You have to have the cooperation of the people at the top of the organization, who would send a memo to everyone saying that for security reaons, this is what you WILL do, and failure will result in discplinary action. If you're a hospital or something you would be insane not to. It worked where I work.

Or someone would walk away for an hour or two without logging off, and someone else would have to use their computer while they were gone.

You need more computers then. Everyone here has one on their desk, I thoght that was pretty much the norm at any company.

Or someone would want to quickly glance at some information, but the computer would be locked and they'd either have to unlock it themselves or find someone else to unlock it.

It only takes a few seconds to log back in. And once it's explained to them how to do it, they shouldn't have to ask again.

If I were in your position I'd be looking for a job somewhere that's likely to still be in business in five yeras, because it sounds to me like you sre surrounded by idiots from the CEO on down. I'd hate to have a job like that, and if they're as stupid as you make them out to be, I don't know how they're going to stay solvent.

Of course, in a lot of instances you don't really need security; if it's a small shop with a dozen people working there, everyone with a key to the building whose doors stay locked the physical security should suffice. I have my home PC set up so I don't have to enter a PW at all unless I need to do something as root.

Re:Dictionary

[coolsnowmen]

I disagree. Google is a search engine and doesn't always know which is the best answer (or even the right one).

A Merrian-Webster dictionary or OED is considered a primary source for standard word definition (or existence). In the academic and engineering world we care about where the 'facts' come from. So sources do matter.

If you know where to look in a trusted and accurate source, you should always go there before a search engine. Yesterday, I needed to know the syntax for srncpy. So I typed man strncpy, I didn't goto google.

In the Marine Corps...

[RingDev]

Any time someone left a machine unlocked in the MC we would pounce on it.
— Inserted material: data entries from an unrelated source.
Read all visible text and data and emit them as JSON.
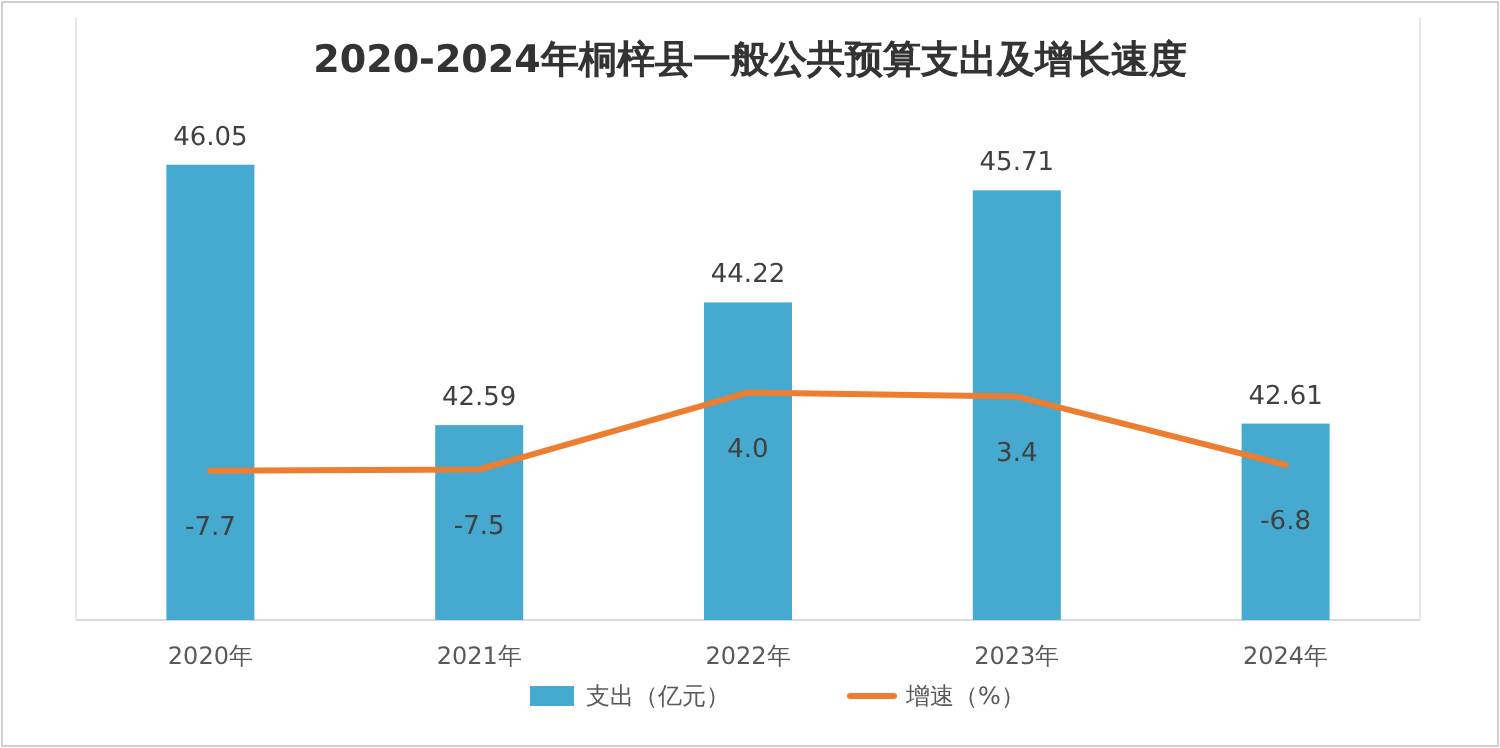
{
  "chart_data": {
    "type": "bar",
    "title": "2020-2024年桐梓县一般公共预算支出及增长速度",
    "categories": [
      "2020年",
      "2021年",
      "2022年",
      "2023年",
      "2024年"
    ],
    "series": [
      {
        "name": "支出（亿元）",
        "color": "#46a9d0",
        "values": [
          46.05,
          42.59,
          44.22,
          45.71,
          42.61
        ],
        "value_labels": [
          "46.05",
          "42.59",
          "44.22",
          "45.71",
          "42.61"
        ]
      },
      {
        "name": "增速（%）",
        "type": "line",
        "axis": "y2",
        "color": "#ed7d31",
        "values": [
          -7.7,
          -7.5,
          4.0,
          3.4,
          -6.8
        ],
        "value_labels": [
          "-7.7",
          "-7.5",
          "4.0",
          "3.4",
          "-6.8"
        ]
      }
    ],
    "ylim": [
      40,
      48
    ],
    "y2lim": [
      -30,
      60
    ],
    "legend": "bottom",
    "tick_labels": "x",
    "marker": "none",
    "line_style": "solid"
  }
}
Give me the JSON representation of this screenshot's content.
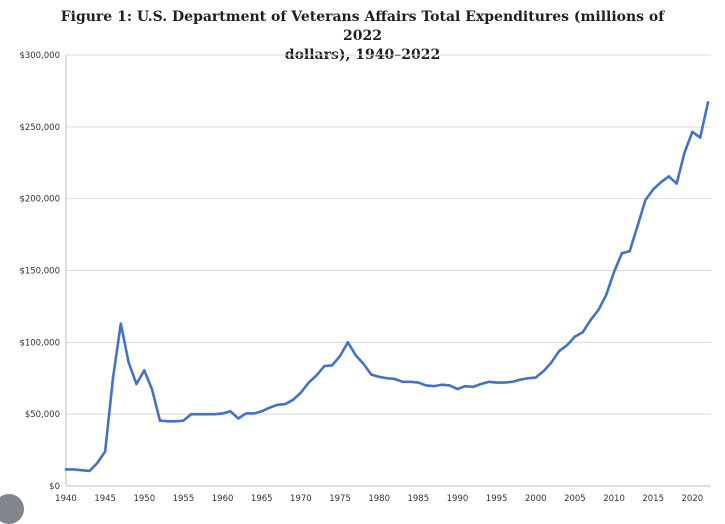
{
  "chart_data": {
    "type": "line",
    "title": "Figure 1: U.S. Department of Veterans Affairs Total Expenditures (millions of 2022 dollars), 1940–2022",
    "title_line1": "Figure 1: U.S. Department of Veterans Affairs Total Expenditures (millions of 2022",
    "title_line2": "dollars), 1940–2022",
    "xlabel": "",
    "ylabel": "",
    "xlim": [
      1940,
      2022
    ],
    "ylim": [
      0,
      300000
    ],
    "grid": "horizontal",
    "line_color": "#4472c4",
    "y_ticks": [
      {
        "value": 0,
        "label": "$0"
      },
      {
        "value": 50000,
        "label": "$50,000"
      },
      {
        "value": 100000,
        "label": "$100,000"
      },
      {
        "value": 150000,
        "label": "$150,000"
      },
      {
        "value": 200000,
        "label": "$200,000"
      },
      {
        "value": 250000,
        "label": "$250,000"
      },
      {
        "value": 300000,
        "label": "$300,000"
      }
    ],
    "x_ticks": [
      {
        "value": 1940,
        "label": "1940"
      },
      {
        "value": 1945,
        "label": "1945"
      },
      {
        "value": 1950,
        "label": "1950"
      },
      {
        "value": 1955,
        "label": "1955"
      },
      {
        "value": 1960,
        "label": "1960"
      },
      {
        "value": 1965,
        "label": "1965"
      },
      {
        "value": 1970,
        "label": "1970"
      },
      {
        "value": 1975,
        "label": "1975"
      },
      {
        "value": 1980,
        "label": "1980"
      },
      {
        "value": 1985,
        "label": "1985"
      },
      {
        "value": 1990,
        "label": "1990"
      },
      {
        "value": 1995,
        "label": "1995"
      },
      {
        "value": 2000,
        "label": "2000"
      },
      {
        "value": 2005,
        "label": "2005"
      },
      {
        "value": 2010,
        "label": "2010"
      },
      {
        "value": 2015,
        "label": "2015"
      },
      {
        "value": 2020,
        "label": "2020"
      }
    ],
    "series": [
      {
        "name": "Total Expenditures",
        "x": [
          1940,
          1941,
          1942,
          1943,
          1944,
          1945,
          1946,
          1947,
          1948,
          1949,
          1950,
          1951,
          1952,
          1953,
          1954,
          1955,
          1956,
          1957,
          1958,
          1959,
          1960,
          1961,
          1962,
          1963,
          1964,
          1965,
          1966,
          1967,
          1968,
          1969,
          1970,
          1971,
          1972,
          1973,
          1974,
          1975,
          1976,
          1977,
          1978,
          1979,
          1980,
          1981,
          1982,
          1983,
          1984,
          1985,
          1986,
          1987,
          1988,
          1989,
          1990,
          1991,
          1992,
          1993,
          1994,
          1995,
          1996,
          1997,
          1998,
          1999,
          2000,
          2001,
          2002,
          2003,
          2004,
          2005,
          2006,
          2007,
          2008,
          2009,
          2010,
          2011,
          2012,
          2013,
          2014,
          2015,
          2016,
          2017,
          2018,
          2019,
          2020,
          2021,
          2022
        ],
        "values": [
          11500,
          11500,
          11000,
          10500,
          16000,
          24000,
          75000,
          113000,
          86000,
          71000,
          80500,
          67000,
          45500,
          45000,
          45000,
          45500,
          50000,
          50000,
          50000,
          50000,
          50500,
          52000,
          47000,
          50500,
          50500,
          52000,
          54500,
          56500,
          57000,
          60000,
          65000,
          72000,
          77000,
          83500,
          84000,
          90500,
          100000,
          91000,
          85000,
          77500,
          76000,
          75000,
          74500,
          72500,
          72500,
          72000,
          70000,
          69500,
          70500,
          70000,
          67500,
          69500,
          69000,
          71000,
          72500,
          72000,
          72000,
          72500,
          74000,
          75000,
          75500,
          80000,
          86000,
          94000,
          98000,
          104000,
          107000,
          115500,
          122500,
          133000,
          149000,
          162000,
          163500,
          181000,
          199000,
          206500,
          211500,
          215500,
          210500,
          232000,
          246500,
          242500,
          267000
        ]
      }
    ]
  }
}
It would take less than 2 minutes to get emails out to the appropriate members of the chain of command to volunteer the Marine for every shit duty we could find (and swap his or her desktop background screen saver to something highly entertaining or inappropriate).

-Rick

Re:Locking a CLI?

[clone53421]

I have no idea how to do it in bash, but you can easily lock a computer from the command line in Windows.
rundll32.exe user32.dll,LockWorkStation

Another one:
rundll32.exe shell32.dll,SHExitWindowsEx [0|1|2|4|8]
0: logoff, 1: shut down, 2: reboot, 4: forced shutdown, 8: powers down the machine

This would be a fun one to put in the Startup menu of someone who left their PC unlocked, actually... :D

Re:TLS/SSL

[afidel]

OCSP/CRL, certificate revocation list. If you have found a fraudulent site or a legit site who's cert has been compromised contact the signer and have them add it to their CRL/OCSP blacklist. I'm not sure if there is any mechanism for a local CRL, though you can certainly stop trusting a signer if they show a significant lack of diligence in screening their clients.